Histórico
11 agosto 2011Daniel Cana

Italia ‘españoliza’ sus intenciones

Fueron veinte estupendos minutos de fútbol, los iniciales del partido, con un gol ya en el marcador y, sobre todo, con una puesta en escena repleta de intención y buen gusto. Animada por el festivo ambiente en el estadio San Nicola de Bari, disfrutando de su hijo pródigo Cassano con el brazalete de capitano, Italia afrontó el partido con más y mejores intenciones que España y, consciente de que la fantasía no es algo que se compra ni se encuentra en el cajón siempre que se desea,  se agrupó en torno a un magnífico Pirlo para arrebatar protagonismo y balón a la campeona del mundo. Tan en serio se lo tomaron equipo y grada que coronaron la primera fase del partido recibiendo una enorme ovación tras recuperar una pelota en medio campo y retrasar a la defensa para volver a iniciar el juego. Sí, La Squadra Azzurra, créanselo.

En realidad durante todo ese primer tiempo Italia fue superior. Mientras el partido fue eso, un partido, antes de ceder ante los cambios y el cansancio propio de agosto, el trivote de Prandelli jugó y quitó, alimentó los desmarques de Rossi entre Piqué e Iraola, se agrupó en el centro para que los laterales encontraran espacio.
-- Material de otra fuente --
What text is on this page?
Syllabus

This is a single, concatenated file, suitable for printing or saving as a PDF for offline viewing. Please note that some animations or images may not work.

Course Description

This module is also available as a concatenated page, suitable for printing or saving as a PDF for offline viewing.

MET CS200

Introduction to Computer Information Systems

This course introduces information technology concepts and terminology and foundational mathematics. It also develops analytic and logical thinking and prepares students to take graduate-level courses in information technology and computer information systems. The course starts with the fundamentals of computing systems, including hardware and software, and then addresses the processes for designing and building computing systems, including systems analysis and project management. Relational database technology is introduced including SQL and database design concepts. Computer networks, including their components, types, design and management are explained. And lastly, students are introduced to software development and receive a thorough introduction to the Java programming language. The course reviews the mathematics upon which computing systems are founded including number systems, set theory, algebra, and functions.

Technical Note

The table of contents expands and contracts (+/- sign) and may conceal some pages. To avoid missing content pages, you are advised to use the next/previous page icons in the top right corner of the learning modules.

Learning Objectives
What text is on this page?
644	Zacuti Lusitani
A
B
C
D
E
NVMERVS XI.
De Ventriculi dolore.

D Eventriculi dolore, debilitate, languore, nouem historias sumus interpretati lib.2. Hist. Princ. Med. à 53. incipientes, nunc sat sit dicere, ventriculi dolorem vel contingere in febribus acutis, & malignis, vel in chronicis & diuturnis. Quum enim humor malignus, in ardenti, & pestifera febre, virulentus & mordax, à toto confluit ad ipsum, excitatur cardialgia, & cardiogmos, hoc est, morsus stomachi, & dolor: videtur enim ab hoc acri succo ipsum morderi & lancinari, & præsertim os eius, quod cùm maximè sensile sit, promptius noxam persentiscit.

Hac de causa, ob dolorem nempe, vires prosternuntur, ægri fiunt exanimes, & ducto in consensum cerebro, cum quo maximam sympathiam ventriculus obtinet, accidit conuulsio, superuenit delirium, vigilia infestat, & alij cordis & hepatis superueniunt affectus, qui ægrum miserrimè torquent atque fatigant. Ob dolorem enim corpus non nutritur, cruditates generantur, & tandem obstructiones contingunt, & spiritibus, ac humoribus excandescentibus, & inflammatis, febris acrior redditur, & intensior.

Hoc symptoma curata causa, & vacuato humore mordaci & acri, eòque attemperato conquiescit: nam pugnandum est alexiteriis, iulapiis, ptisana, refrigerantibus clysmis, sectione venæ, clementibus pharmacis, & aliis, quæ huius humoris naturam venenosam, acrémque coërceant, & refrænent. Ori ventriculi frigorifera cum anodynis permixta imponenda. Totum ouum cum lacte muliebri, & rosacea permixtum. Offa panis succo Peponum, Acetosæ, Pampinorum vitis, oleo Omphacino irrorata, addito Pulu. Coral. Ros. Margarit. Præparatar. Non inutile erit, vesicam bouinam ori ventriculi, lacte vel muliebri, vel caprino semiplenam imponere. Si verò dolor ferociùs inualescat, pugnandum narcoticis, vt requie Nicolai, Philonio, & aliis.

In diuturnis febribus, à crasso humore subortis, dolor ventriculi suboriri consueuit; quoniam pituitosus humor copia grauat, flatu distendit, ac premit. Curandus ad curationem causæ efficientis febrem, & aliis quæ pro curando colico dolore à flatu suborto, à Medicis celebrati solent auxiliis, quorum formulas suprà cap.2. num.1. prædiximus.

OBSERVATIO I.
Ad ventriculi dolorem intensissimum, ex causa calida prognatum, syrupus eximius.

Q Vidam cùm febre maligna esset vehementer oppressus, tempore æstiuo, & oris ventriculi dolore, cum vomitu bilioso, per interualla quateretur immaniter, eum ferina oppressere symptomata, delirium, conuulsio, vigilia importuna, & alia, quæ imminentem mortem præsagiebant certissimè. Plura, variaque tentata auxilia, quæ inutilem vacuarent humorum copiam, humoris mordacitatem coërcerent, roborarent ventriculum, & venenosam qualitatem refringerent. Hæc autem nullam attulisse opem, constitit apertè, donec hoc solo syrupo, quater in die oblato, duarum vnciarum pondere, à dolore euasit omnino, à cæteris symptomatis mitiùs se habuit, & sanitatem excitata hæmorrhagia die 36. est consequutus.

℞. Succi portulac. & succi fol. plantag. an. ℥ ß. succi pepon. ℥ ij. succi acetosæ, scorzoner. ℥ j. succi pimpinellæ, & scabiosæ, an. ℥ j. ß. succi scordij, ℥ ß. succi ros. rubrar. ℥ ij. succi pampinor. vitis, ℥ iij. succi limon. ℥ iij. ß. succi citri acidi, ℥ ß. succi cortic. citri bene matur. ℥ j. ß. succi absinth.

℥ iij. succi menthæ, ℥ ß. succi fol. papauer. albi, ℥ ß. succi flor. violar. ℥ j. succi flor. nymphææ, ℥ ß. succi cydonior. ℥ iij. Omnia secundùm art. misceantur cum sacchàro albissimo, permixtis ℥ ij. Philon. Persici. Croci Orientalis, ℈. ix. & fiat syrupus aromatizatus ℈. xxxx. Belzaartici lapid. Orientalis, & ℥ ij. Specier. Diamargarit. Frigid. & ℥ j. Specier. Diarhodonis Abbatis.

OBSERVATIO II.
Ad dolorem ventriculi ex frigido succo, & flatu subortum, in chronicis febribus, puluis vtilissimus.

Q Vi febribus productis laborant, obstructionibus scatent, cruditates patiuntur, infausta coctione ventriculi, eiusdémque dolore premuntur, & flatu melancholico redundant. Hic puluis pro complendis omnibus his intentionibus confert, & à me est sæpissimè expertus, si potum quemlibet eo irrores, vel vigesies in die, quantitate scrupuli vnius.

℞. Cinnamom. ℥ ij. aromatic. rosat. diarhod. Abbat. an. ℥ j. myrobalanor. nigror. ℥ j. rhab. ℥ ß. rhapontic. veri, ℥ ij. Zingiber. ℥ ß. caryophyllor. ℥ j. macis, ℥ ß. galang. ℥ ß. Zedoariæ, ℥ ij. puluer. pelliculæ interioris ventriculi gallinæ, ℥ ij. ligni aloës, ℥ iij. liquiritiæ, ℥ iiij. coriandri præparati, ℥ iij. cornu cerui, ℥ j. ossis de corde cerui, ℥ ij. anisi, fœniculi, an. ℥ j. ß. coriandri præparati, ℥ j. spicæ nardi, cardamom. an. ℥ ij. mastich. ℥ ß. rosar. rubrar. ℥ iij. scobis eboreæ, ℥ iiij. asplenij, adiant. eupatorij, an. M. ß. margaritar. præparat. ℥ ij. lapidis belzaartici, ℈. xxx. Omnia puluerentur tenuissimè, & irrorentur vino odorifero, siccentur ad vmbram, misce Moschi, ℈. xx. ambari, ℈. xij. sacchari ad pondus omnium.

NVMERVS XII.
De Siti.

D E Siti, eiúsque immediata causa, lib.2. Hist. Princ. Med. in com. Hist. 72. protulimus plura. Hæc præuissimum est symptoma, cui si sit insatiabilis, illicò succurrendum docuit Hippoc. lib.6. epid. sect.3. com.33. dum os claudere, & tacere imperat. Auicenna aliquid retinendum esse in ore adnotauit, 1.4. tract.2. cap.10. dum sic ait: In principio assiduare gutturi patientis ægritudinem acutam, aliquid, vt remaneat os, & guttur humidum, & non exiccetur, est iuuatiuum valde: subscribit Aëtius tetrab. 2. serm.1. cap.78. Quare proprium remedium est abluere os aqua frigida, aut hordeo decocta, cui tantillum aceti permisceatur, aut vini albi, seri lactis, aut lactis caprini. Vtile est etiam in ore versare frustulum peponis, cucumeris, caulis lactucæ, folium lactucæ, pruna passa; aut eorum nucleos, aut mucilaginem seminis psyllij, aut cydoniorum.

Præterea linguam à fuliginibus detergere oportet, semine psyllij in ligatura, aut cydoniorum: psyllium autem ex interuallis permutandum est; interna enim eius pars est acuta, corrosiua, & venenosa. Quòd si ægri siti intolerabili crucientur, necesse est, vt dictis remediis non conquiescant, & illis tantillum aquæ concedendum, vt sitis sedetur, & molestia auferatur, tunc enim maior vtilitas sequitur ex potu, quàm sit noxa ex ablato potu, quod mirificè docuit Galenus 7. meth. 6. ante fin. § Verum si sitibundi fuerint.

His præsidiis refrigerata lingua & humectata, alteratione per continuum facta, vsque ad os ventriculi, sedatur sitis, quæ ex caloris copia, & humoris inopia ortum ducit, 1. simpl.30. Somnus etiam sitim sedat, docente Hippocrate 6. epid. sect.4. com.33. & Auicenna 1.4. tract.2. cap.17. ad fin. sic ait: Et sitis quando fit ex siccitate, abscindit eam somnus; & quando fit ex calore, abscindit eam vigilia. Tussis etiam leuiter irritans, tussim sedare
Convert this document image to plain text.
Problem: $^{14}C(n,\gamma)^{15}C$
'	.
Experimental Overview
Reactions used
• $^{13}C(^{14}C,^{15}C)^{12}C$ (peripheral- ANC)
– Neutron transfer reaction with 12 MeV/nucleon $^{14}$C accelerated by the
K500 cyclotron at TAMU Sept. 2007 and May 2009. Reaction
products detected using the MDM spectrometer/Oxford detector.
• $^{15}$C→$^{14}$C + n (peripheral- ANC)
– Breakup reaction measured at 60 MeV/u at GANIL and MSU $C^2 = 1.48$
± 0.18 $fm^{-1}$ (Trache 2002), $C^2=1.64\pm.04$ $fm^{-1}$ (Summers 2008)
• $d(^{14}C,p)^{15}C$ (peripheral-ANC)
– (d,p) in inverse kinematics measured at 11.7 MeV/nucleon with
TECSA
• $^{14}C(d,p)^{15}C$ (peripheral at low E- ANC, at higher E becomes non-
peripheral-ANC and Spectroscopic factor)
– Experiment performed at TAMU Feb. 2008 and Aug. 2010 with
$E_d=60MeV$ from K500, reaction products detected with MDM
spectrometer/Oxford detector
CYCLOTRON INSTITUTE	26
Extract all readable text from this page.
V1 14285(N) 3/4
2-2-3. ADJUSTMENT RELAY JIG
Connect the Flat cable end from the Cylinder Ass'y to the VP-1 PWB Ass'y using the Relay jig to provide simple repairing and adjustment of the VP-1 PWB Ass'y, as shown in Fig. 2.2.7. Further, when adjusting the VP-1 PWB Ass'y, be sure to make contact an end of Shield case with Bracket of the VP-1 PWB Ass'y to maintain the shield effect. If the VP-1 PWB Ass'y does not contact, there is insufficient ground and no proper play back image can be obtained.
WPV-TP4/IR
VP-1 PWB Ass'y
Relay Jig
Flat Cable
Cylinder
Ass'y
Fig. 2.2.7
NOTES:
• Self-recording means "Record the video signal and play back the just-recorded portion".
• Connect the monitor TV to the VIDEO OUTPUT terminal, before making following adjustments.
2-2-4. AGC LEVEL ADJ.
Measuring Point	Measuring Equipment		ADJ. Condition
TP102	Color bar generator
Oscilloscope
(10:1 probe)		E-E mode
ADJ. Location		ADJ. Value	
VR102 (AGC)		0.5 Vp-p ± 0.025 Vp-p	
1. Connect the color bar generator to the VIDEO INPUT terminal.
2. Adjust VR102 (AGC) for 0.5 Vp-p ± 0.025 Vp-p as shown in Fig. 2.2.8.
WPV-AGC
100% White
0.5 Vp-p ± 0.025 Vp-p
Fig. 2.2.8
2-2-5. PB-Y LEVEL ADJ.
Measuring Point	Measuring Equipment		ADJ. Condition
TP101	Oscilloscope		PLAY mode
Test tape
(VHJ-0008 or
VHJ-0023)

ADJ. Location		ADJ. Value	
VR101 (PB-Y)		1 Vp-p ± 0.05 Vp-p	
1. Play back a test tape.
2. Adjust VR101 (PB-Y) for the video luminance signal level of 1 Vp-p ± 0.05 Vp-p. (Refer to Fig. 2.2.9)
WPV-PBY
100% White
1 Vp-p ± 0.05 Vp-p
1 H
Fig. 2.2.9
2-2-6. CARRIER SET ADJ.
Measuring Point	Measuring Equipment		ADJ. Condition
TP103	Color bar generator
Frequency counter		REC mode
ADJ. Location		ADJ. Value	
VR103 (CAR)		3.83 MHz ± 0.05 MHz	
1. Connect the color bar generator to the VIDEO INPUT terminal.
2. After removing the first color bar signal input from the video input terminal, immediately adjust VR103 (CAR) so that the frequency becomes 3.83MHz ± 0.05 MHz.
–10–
Criscito se aprovechó de esta superioridad táctica, rematando y asistiendo como en el estupendo gol de Montolivo, activo y aprovechando la titularidad. Incluso Cassano, pese a su evidente sobrepeso, causó problemas a la débil defensa de España, insegura como línea de cuatro pero también abandonada por el resto del  equipo, que apenas impidió los pases rebosantes de sentido de Pirlo.

Con el paso de los minutos, España logró domesticar el ímpetu local. Sin llegar al ritmo ni a la velocidad de balón de un partido oficial o de alta competición de una fase final, anclado en Xabi  Alonso, el toque comenzó a fluir poco a poco, siempre al compás de Silva, el mejor de la selección durante todo el partido. Un canario en Manchester.  Lo que parecía una aventura de incierto final se está convirtiendo en una buena decisión. Quizá el indiscutible talento de Silva necesitaba un entorno hostil, aunque solo fuera en algo no terminal  como lo climático, para añadir más valentía y cierto liderazgo a su fútbol. Sea como fuere, Silva se ofreció una y otra vez. En la primera parte a Iniesta y Cazorla, en la segunda a Thiago. Él propuso lo más interesante del ataque español.

Las molestias físicas de Iraola y Piqué obligaron a Del Bosque a jugar casi toda la segunda parte con, derecha a izquierda, Busquets, Martínez, Albiol, Arbeloa en la zaga. La cosa se sostuvo con disimulo hasta que Prandelli puso en juego a Balotelli, casualmente para entrar por banda izquierda. Italia ya jugaba menos pero creaba más peligro. Lo llevan en la sangre aunque no quieran. El gol lo encontró Aquilani en un rebote pero pudo llegar antes y después, entre una buena resistencia de Victor Valdés. El carácter del partido y la amplia lista de convocados de España, veintidós futbolistas, no justifica la presencia de tres porteros y apenas defensores.

Cierto es que Ramos, Puyol, Monreal y la acumulación de bajas en el propio partido no es fácil de prever, pero hay más posibilidades de acertar si te cubres las espaldas. Quizá ayude a elegir para una próxima ocasión. Al igual que en el caso de Thiago, el brillante momento que disfruta el fútbol base español debe permitir las pruebas en un amistoso, labor fundamental para un grupo consolidado, ganador, sin nada que demostrar y con posiciones como la del lateral izquierdo con evidente necesidad de renovación.  Todo llegará.